Blending four young children, managing a harried schedule with two uncooperative ex-spouses while grappling with my expectations of a perfect, first holiday ignited a simmering blaze that burned throughout the season, leaving behind a trail of hurt feelings and defeat.
How could I expect it to be perfect? Because I’m a perfectionist. I wanted to prove to myself and others that, despite the odds of our new marriage and complexities, we could have a perfect, delightful holiday season. I was wrong.
In her book, Set Free to Live Free: Breaking through the 7 Lies Women Tell Themselves, Dr. Saundra Dalton-Smith writes, “Perfection is not the goal on earth. … Your life is a progressive journey. There will be times of success and times of failure. There will be times of faith and times of doubt. There will be moments of joy and moments of fear. You cannot maneuver this obstacle course we call life and expect to finish the race perfectly.”
I’ve given up the idea of a perfect holiday season. But that doesn’t mean it won’t be meaningful. There may be squabbles among the kids, or sour attitudes while shopping, or a less-than-perfect decorated tree by my children, but that doesn’t mean I won’t cherish the memories of time together as a family.

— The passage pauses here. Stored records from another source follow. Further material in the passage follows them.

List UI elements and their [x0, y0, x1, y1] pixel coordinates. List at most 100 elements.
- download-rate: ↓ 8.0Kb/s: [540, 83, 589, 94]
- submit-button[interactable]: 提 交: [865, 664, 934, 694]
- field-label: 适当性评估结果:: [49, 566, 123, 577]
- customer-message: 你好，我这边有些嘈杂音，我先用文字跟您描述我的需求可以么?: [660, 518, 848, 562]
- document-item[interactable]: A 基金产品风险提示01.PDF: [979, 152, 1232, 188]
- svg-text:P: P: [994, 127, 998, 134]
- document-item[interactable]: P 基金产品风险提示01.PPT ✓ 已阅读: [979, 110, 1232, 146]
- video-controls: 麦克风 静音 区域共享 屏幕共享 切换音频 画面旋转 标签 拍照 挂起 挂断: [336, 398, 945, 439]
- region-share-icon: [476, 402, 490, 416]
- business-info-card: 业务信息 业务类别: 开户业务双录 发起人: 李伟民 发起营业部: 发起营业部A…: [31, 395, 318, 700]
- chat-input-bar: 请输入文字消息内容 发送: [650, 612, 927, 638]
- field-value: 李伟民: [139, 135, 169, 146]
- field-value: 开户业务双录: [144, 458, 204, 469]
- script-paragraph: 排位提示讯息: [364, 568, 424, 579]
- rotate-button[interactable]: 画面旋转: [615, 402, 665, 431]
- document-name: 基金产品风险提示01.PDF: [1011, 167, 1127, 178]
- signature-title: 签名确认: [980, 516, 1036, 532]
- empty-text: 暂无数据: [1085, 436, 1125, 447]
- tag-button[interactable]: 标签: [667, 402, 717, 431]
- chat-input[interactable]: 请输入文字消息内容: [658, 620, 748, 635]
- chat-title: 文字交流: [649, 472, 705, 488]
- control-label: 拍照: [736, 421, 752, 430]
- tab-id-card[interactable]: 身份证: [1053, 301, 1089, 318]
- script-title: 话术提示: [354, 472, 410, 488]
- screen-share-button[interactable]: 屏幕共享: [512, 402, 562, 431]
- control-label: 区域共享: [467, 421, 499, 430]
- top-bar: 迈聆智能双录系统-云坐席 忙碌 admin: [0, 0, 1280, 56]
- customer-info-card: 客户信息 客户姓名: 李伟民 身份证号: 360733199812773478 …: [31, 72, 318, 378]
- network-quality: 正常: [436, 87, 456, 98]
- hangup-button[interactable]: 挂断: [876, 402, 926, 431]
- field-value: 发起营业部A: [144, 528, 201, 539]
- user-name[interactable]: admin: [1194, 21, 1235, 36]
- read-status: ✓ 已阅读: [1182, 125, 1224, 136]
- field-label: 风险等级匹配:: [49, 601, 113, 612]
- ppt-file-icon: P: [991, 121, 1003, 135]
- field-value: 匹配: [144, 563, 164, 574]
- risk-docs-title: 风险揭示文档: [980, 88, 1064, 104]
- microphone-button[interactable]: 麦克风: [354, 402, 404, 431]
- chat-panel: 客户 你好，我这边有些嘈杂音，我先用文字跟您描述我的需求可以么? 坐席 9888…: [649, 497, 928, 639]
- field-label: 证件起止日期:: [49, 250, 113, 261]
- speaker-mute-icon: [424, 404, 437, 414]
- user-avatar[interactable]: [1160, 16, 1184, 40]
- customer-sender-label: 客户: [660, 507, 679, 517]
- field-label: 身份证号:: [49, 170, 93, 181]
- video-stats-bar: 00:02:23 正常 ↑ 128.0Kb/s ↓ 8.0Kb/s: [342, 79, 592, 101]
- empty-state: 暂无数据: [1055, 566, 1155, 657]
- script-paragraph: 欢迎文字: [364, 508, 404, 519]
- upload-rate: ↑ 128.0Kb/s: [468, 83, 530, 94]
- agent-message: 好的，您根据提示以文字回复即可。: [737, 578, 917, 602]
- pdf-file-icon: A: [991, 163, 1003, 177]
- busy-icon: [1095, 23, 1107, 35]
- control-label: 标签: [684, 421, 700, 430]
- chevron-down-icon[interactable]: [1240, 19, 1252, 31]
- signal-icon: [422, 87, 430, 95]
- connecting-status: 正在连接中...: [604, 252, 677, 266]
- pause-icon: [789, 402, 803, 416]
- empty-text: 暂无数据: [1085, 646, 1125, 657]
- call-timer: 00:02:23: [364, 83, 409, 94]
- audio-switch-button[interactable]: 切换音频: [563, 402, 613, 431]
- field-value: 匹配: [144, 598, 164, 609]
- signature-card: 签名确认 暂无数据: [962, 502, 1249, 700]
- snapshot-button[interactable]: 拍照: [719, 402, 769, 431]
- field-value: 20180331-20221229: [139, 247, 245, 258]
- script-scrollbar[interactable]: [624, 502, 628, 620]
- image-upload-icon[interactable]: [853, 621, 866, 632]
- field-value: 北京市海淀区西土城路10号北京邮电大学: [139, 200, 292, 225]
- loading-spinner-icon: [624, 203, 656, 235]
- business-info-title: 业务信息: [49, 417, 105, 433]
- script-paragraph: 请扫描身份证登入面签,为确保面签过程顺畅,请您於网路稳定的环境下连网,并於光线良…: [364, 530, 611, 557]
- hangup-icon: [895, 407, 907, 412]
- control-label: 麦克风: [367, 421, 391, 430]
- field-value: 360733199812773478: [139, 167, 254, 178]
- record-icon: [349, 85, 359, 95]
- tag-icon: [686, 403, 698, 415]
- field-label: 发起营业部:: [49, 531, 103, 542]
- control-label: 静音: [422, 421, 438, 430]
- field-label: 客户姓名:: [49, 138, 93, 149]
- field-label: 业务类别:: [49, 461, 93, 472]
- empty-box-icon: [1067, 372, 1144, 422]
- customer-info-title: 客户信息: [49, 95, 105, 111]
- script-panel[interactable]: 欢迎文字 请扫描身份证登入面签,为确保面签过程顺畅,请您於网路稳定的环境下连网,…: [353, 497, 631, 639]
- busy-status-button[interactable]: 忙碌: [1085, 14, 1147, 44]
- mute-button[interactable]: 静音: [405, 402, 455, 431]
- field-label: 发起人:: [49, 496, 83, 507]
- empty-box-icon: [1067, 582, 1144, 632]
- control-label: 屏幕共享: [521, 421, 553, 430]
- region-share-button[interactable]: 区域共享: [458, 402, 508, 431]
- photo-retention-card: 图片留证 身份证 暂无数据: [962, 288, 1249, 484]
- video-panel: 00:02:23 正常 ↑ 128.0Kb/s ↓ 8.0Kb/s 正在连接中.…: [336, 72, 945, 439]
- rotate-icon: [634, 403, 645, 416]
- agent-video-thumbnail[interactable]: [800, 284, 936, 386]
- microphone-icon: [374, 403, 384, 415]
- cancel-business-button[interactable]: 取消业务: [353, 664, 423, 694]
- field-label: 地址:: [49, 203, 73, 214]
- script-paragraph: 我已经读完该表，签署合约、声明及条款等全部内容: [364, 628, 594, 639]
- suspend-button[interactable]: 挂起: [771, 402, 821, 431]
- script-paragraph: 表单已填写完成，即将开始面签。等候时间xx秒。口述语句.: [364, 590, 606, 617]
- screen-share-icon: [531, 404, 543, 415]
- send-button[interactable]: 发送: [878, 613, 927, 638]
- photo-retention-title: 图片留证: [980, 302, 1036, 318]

You see, our time as a family isn’t the same anymore. We only have one of our five children still living at home and we will only all be together briefly on Christmas day. So, I choose to value how small or large our family gathering is and enjoy every moment we have together as an imperfect family.
In our book, Thriving at the Holidays, Heather writes, “Life rarely goes as planned and the tighter we hold onto expectations of the perfect Thanksgiving or Christmas, the tighter, tenser and more stressed we are likely to feel. Let the strands of Christmas tree lights, not our emotions, be the only thing that gets tangled up this holiday season. Peace in the heart leads to peace in the home.”
Have you experienced lesss-than-perfect holidays in the past? How did you cope?